Sua especificidade estaria no fato de não ter origem num centro geográfico, mas na engrenagem planetária irrestrita consolidada pelo capital. O motor  insaciável que avança de mercado a mercado com apetite de saco sem fundo seria a impossibilidade de realização da mais-valia extraída das novas frentes de exploração abertas nos últimos 40 anos, sobretudo na Ásia, mas também no leste europeu. Essas novas fronteiras fizeram mais que dobrar a oferta de mão-de-obra, barateando o custo do trabalho urbi et orbe.

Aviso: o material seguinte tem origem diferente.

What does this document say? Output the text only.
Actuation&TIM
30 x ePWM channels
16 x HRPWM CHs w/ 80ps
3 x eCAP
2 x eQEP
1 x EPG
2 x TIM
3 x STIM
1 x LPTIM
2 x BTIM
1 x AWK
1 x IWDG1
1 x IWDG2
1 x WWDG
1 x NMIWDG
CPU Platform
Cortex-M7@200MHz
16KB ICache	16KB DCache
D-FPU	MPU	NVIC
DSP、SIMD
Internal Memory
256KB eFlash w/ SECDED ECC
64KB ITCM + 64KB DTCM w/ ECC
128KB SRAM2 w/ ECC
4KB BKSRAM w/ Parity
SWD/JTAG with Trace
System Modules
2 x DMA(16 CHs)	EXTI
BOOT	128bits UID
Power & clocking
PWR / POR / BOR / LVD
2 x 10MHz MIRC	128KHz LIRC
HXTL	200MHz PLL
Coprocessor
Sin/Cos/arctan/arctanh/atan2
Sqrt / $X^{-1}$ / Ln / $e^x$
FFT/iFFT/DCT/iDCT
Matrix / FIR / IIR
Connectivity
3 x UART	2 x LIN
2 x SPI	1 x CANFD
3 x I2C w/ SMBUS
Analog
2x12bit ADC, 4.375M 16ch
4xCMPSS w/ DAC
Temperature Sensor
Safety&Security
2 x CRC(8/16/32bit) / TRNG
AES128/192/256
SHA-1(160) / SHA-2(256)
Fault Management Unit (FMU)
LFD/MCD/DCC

No primeiro momento do ciclo – quando FHC enxergou a emergência de um novo “renascimento”,  no apogeu do Consenso de Washington,- detentores de capital fictício experimentariam fastígio e glória inigualáveis.

Agora, na reversão, sobrevém o colapso sobre o colapso, o derretimento da riqueza acantonada em papeis, índices e moedas; o desemprego resiliente .

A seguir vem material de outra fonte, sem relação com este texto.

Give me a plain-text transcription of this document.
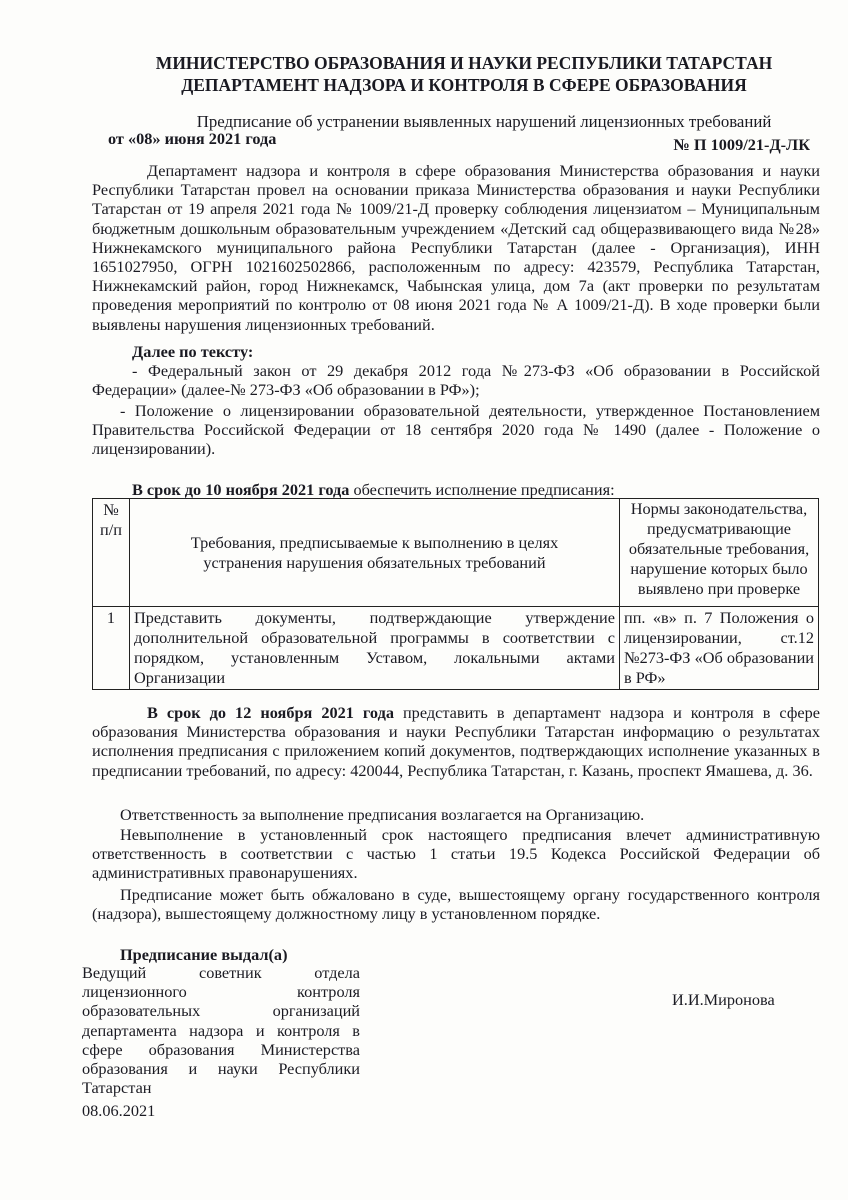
МИНИСТЕРСТВО ОБРАЗОВАНИЯ И НАУКИ РЕСПУБЛИКИ ТАТАРСТАН
ДЕПАРТАМЕНТ НАДЗОРА И КОНТРОЛЯ В СФЕРЕ ОБРАЗОВАНИЯ
Предписание об устранении выявленных нарушений лицензионных требований
от «08» июня 2021 года	№ П 1009/21-Д-ЛК
Департамент надзора и контроля в сфере образования Министерства образования и науки Республики Татарстан провел на основании приказа Министерства образования и науки Республики Татарстан от 19 апреля 2021 года № 1009/21-Д проверку соблюдения лицензиатом – Муниципальным бюджетным дошкольным образовательным учреждением «Детский сад общеразвивающего вида №28» Нижнекамского муниципального района Республики Татарстан (далее - Организация), ИНН 1651027950, ОГРН 1021602502866, расположенным по адресу: 423579, Республика Татарстан, Нижнекамский район, город Нижнекамск, Чабынская улица, дом 7а (акт проверки по результатам проведения мероприятий по контролю от 08 июня 2021 года № А 1009/21-Д). В ходе проверки были выявлены нарушения лицензионных требований.
Далее по тексту:
- Федеральный закон от 29 декабря 2012 года №273-ФЗ «Об образовании в Российской Федерации» (далее-№ 273-ФЗ «Об образовании в РФ»);
- Положение о лицензировании образовательной деятельности, утвержденное Постановлением Правительства Российской Федерации от 18 сентября 2020 года № 1490 (далее - Положение о лицензировании).
В срок до 10 ноября 2021 года обеспечить исполнение предписания:
№ п/п	Требования, предписываемые к выполнению в целях устранения нарушения обязательных требований	Нормы законодательства, предусматривающие обязательные требования, нарушение которых было выявлено при проверке
1	Представить документы, подтверждающие утверждение дополнительной образовательной программы в соответствии с порядком, установленным Уставом, локальными актами Организации	пп. «в» п. 7 Положения о лицензировании, ст.12 №273-ФЗ «Об образовании в РФ»
В срок до 12 ноября 2021 года представить в департамент надзора и контроля в сфере образования Министерства образования и науки Республики Татарстан информацию о результатах исполнения предписания с приложением копий документов, подтверждающих исполнение указанных в предписании требований, по адресу: 420044, Республика Татарстан, г. Казань, проспект Ямашева, д. 36.
Ответственность за выполнение предписания возлагается на Организацию.
Невыполнение в установленный срок настоящего предписания влечет административную ответственность в соответствии с частью 1 статьи 19.5 Кодекса Российской Федерации об административных правонарушениях.
Предписание может быть обжаловано в суде, вышестоящему органу государственного контроля (надзора), вышестоящему должностному лицу в установленном порядке.
Предписание выдал(а)
Ведущий советник отдела лицензионного контроля образовательных организаций департамента надзора и контроля в сфере образования Министерства образования и науки Республики Татарстан
08.06.2021
И.И.Миронова
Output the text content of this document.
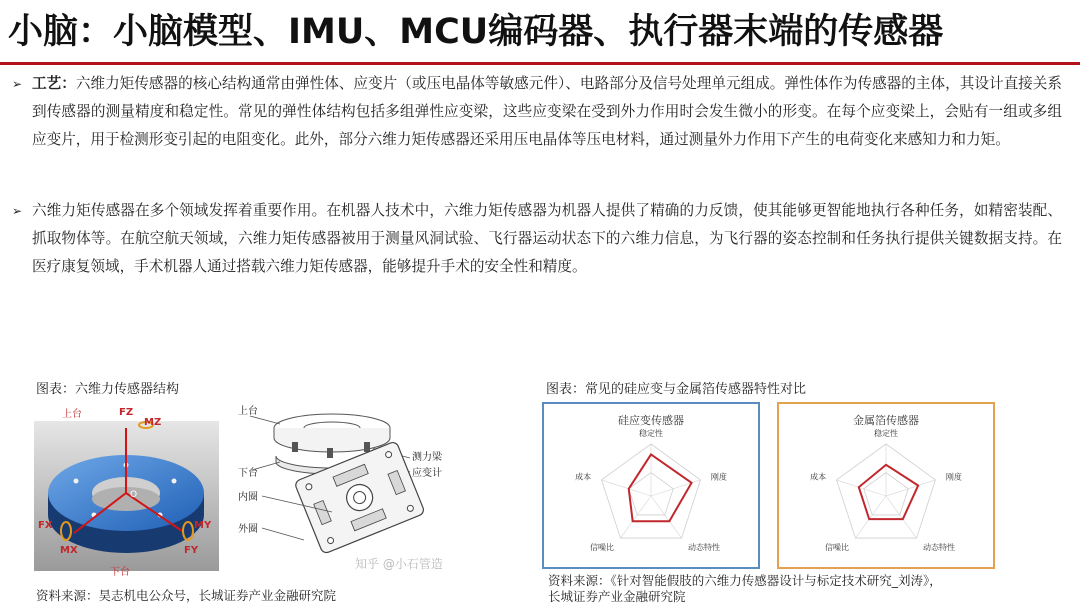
小脑：小脑模型、IMU、MCU编码器、执行器末端的传感器
➢ 工艺：六维力矩传感器的核心结构通常由弹性体、应变片（或压电晶体等敏感元件）、电路部分及信号处理单元组成。弹性体作为传感器的主体，其设计直接关系到传感器的测量精度和稳定性。常见的弹性体结构包括多组弹性应变梁，这些应变梁在受到外力作用时会发生微小的形变。在每个应变梁上，会贴有一组或多组应变片，用于检测形变引起的电阻变化。此外，部分六维力矩传感器还采用压电晶体等压电材料，通过测量外力作用下产生的电荷变化来感知力和力矩。
➢ 六维力矩传感器在多个领域发挥着重要作用。在机器人技术中，六维力矩传感器为机器人提供了精确的力反馈，使其能够更智能地执行各种任务，如精密装配、抓取物体等。在航空航天领域，六维力矩传感器被用于测量风洞试验、飞行器运动状态下的六维力信息，为飞行器的姿态控制和任务执行提供关键数据支持。在医疗康复领域，手术机器人通过搭载六维力矩传感器，能够提升手术的安全性和精度。
图表：六维力传感器结构
上台	FZ
MZ
O
FX
MX
MY
FY
下台
上台
下台
测力梁
应变计
内圈
外圈
资料来源：昊志机电公众号，长城证券产业金融研究院
知乎 @小石管造
图表：常见的硅应变与金属箔传感器特性对比
硅应变传感器
稳定性
刚度
动态特性
信噪比
成本
金属箔传感器
稳定性
刚度
动态特性
信噪比
成本
资料来源：《针对智能假肢的六维力传感器设计与标定技术研究_刘涛》，
长城证券产业金融研究院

A gravitar como a força de atração rumo ao ralo, a incerteza em todo o globo.


Sob o risco da  simplificação, vale a fórmula: se a extração da mais-valia implica que uma parte da riqueza produzida não é paga ao produtor, padece o sistema de um desequilíbrio inerente que se amplia na proporção em que se expande a engrenagem.

Um pedaço cada vez maior do valor gerado não encontra meios para se realizar. Marx ensinou que as crises de superprodução - de capital e de capacidade produtiva - são o apanágio do sistema baseado na propriedade privada dos meios de produção.

A autodestruição cíclica é o seu método de sobrevivência.

Estamos a bordo de uma desses paradoxos periódicos, de abrangência e agressividade proporcional às dimensões magnificadas pela globalização capitalista –agora agravadas pela freio acionado no principal esteio de demanda agregada do planeta (o consumo e o investimento chinês).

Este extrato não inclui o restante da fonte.